Aloe vera is the main component of many powerful purgative drugs in Persian medicine (22).
It is a stimulant laxative, which may act through anthraquinones. They improve defecation frequency and stool consistency (11). Aloe-emodin is accounted for purgative properties of Aloe vera. It is the product of Aloin metabolism by colonic flora (23). Odes and colleagues performed a randomized controlled trial on 35 patients with chronic constipation with a compound drug-containing Chelidonium majus, Aloe vera extract, and psyllium compared with placebo. In the drug group, bowel motility increased and stool consistency decreased (24) more than the placebo group. Recent studies have demonstrated many effects for Rosa damascene. It has antibacterial, antioxidant, anticancer, anti-inflammatory, analgesic, astringent, neuroprotective, cardioprotective, gastrointestinal, and hepatic effects (25, 26).
It is a considerable remedy in traditional medicine and a cost-effective herbal therapy with curative utilization in modern medicine (27). In Persian medicine, Rosa damascene is considered a gentle safe laxative and even can be prescribed for children and pregnant women (19, 28). If administered with proper therapeutic dosage, no side effects are expected (29).
Nowadays, mechanisms of action are described for Rosa damascene: osmotic infiltration of fluids into the intestine (30) and stimulatory laxative effect (28).
Mastic (Pistacia lenticus) is used traditionally to treat sore throats, coughs, eczema, gastric pain, renal stones, and jaundice (31). In addition to anti-inflammatory (32), hepatoprotective (33), wound healing (34), etc., Pistacia lenticus has digestive effects. A three weeks administration of Pistacia lenticus resin resulted in ameliorating some digestive symptoms such as stomachache and heartburn, rather than placebo (35) turpeth (Ipomoea turpethum) is used for its purgative, hepatoprotective, antihelminthic, anti-inflammatory, expectorant, and antipyretic effects traditionally (36) In mice, the extract of Ipomoea turpethum led to a significant improvement of percentage of wet feces and intestinal motility in the treated groups compared to the negative control group. Although it made no significant alterations in the intestinal content volume, turpeth showed potent laxative effects (37).

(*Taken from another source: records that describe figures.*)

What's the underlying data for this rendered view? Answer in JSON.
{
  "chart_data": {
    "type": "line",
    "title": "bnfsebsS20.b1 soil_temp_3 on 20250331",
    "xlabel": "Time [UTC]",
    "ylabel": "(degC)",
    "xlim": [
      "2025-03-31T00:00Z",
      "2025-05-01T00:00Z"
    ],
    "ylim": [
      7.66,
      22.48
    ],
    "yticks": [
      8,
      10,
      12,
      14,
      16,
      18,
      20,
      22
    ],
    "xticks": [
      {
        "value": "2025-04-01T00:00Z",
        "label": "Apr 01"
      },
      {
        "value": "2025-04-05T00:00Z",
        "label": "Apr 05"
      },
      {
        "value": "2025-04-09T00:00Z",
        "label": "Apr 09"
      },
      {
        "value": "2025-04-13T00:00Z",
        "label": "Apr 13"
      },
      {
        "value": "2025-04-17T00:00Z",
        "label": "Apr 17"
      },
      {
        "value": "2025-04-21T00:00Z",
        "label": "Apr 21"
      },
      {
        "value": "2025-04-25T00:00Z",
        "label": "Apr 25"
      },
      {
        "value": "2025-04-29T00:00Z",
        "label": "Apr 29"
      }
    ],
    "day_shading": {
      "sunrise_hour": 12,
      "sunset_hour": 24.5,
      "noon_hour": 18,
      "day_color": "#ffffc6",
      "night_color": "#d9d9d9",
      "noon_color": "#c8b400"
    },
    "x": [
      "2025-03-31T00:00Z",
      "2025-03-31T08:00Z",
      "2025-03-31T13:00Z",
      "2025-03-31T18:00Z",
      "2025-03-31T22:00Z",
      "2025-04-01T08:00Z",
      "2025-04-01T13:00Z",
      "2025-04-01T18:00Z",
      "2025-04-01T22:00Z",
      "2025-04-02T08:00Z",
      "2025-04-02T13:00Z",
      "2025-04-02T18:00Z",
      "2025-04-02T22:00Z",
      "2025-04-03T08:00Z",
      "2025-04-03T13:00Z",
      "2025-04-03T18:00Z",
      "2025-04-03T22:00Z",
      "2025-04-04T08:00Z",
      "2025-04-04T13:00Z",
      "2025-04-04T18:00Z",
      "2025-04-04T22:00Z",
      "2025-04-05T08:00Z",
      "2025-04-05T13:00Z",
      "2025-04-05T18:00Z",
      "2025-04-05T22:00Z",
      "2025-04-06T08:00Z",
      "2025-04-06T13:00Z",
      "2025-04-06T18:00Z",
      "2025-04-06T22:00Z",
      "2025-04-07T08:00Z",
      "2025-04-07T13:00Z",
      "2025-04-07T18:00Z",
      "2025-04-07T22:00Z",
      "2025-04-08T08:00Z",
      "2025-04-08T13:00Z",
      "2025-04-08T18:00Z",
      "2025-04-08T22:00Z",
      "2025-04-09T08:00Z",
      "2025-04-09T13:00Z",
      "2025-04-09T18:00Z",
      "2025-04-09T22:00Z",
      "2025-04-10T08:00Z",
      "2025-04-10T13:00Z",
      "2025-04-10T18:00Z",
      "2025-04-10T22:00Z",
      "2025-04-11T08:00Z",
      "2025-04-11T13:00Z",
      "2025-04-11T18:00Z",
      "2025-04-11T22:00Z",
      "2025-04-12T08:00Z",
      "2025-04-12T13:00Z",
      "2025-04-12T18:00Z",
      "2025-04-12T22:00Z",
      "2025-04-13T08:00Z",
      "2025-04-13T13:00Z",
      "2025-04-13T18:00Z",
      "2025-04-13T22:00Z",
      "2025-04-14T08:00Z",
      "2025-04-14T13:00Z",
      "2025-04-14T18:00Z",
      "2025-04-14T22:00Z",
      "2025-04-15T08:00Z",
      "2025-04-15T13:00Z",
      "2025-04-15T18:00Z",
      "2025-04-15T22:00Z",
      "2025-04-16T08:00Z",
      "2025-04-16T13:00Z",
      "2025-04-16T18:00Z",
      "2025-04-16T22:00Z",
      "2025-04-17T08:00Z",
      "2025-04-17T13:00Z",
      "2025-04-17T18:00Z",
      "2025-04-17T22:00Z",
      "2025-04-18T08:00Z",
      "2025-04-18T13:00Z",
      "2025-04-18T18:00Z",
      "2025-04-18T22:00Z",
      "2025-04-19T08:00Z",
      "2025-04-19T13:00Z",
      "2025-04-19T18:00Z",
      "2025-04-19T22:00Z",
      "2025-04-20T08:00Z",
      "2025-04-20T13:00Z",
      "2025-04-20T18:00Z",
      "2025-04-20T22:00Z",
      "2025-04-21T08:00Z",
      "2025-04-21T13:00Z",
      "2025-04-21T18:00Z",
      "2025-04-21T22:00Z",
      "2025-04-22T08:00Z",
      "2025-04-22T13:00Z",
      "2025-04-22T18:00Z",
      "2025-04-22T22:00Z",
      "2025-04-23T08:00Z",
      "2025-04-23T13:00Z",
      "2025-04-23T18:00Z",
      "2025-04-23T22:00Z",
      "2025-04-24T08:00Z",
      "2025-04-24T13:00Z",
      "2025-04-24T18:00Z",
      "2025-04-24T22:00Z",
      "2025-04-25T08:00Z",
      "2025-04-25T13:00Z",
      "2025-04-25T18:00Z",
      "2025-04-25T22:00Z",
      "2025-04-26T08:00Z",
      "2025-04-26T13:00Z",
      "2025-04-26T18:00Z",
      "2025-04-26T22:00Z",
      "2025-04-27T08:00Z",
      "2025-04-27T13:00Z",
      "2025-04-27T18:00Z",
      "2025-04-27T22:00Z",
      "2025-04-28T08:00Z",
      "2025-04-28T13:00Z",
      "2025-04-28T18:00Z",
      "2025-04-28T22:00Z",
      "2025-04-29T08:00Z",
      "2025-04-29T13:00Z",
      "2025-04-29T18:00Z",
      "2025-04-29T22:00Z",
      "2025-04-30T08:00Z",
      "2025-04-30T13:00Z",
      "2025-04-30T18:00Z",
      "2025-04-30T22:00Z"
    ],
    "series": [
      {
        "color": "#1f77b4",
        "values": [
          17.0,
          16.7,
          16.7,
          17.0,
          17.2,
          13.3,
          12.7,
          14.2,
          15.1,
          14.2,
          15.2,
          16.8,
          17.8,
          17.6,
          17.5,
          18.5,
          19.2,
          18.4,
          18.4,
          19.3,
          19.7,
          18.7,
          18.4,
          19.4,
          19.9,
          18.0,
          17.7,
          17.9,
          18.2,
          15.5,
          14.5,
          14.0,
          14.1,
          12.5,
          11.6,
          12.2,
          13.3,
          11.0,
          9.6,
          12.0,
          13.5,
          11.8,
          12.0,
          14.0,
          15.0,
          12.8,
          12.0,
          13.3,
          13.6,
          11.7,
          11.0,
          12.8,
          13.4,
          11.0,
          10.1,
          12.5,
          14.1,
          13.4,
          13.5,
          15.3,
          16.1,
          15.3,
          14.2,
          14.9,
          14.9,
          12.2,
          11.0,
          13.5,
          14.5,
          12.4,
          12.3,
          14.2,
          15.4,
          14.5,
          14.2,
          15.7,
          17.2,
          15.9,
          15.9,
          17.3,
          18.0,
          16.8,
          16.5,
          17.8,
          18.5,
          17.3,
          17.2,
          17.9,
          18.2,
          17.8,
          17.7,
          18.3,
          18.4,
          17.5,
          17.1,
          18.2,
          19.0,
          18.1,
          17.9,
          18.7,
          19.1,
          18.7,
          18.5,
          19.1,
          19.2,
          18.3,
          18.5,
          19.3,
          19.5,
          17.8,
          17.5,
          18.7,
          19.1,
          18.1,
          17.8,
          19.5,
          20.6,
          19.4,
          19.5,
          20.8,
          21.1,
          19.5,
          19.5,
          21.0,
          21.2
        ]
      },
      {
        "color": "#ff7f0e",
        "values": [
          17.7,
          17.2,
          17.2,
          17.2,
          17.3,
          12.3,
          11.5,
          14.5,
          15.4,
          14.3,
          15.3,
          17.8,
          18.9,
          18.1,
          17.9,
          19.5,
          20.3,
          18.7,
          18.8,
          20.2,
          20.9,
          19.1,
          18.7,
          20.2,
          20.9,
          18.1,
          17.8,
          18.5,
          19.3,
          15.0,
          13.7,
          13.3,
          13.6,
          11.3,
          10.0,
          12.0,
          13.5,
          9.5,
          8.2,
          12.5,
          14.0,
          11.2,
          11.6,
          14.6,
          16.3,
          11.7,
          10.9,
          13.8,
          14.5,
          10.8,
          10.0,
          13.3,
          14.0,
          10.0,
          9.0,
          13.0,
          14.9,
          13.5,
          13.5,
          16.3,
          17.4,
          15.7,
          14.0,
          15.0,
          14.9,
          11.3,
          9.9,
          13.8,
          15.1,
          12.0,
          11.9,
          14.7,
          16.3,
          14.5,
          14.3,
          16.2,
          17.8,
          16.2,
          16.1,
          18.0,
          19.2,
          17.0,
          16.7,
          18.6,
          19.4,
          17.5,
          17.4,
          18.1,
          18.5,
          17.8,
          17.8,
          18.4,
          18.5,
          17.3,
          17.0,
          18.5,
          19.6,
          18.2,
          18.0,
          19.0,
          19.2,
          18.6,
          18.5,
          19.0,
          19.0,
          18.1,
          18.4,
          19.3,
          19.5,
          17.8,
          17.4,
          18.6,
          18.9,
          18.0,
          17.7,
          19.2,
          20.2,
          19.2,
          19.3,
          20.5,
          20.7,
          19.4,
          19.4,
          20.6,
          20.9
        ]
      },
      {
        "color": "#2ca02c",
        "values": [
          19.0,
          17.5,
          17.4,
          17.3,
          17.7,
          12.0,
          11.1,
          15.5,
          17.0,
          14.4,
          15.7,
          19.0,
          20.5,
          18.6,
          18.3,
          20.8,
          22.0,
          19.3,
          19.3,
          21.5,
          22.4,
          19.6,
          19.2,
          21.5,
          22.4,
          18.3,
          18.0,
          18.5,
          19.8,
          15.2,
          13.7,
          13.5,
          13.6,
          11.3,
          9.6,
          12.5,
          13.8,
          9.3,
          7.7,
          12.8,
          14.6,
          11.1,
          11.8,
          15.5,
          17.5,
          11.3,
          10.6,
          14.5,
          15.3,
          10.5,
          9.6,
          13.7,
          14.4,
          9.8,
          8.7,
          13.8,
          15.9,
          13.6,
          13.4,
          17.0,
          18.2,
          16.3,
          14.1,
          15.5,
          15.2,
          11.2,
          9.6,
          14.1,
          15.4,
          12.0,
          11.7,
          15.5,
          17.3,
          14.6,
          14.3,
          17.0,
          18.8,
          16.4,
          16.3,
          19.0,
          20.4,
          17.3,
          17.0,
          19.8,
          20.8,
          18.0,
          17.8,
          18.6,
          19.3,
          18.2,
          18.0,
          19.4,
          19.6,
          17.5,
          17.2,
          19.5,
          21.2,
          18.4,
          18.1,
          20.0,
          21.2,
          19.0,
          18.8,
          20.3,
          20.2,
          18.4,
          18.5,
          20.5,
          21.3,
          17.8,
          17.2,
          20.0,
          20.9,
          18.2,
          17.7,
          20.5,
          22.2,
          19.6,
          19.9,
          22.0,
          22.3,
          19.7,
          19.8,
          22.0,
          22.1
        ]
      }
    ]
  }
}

Several herbal medicines, single or combining, have shown significant effects on constipation. As different etiologies have been described for functional constipation, prescribing a combination of different herbal medicines may result in the employment of different mechanisms of action. In addition, combination therapy with less amount of ingredients decreases their side effects by prolonged use. Moreover, it may contain herbal remedies other than laxatives, which can relieve adverse effects of stimulant laxatives (11). Nevertheless, polyherbal drugs may cause more side effects. In the current study, despite careful monitoring, no serious adverse effects were reported. Furthermore, as was reported in the results, it had other gastrointestinal (GI) and non-GI effects that should be taken into consideration in future studies.
5.1. Conclusion
This study showed that "Jalinous" capsule is an effective and safe treatment for functional constipation in adults, but more studies are needed to confirm this finding. Since no clinical study had been carried out about "Jalinous" capsule, ethically we could deprive no patient of standard treatment. So all participants received psyllium. Future studies can consider the evaluation of exclusive prescription of "Jalinous" and its effects on other GI and non-GI symptoms.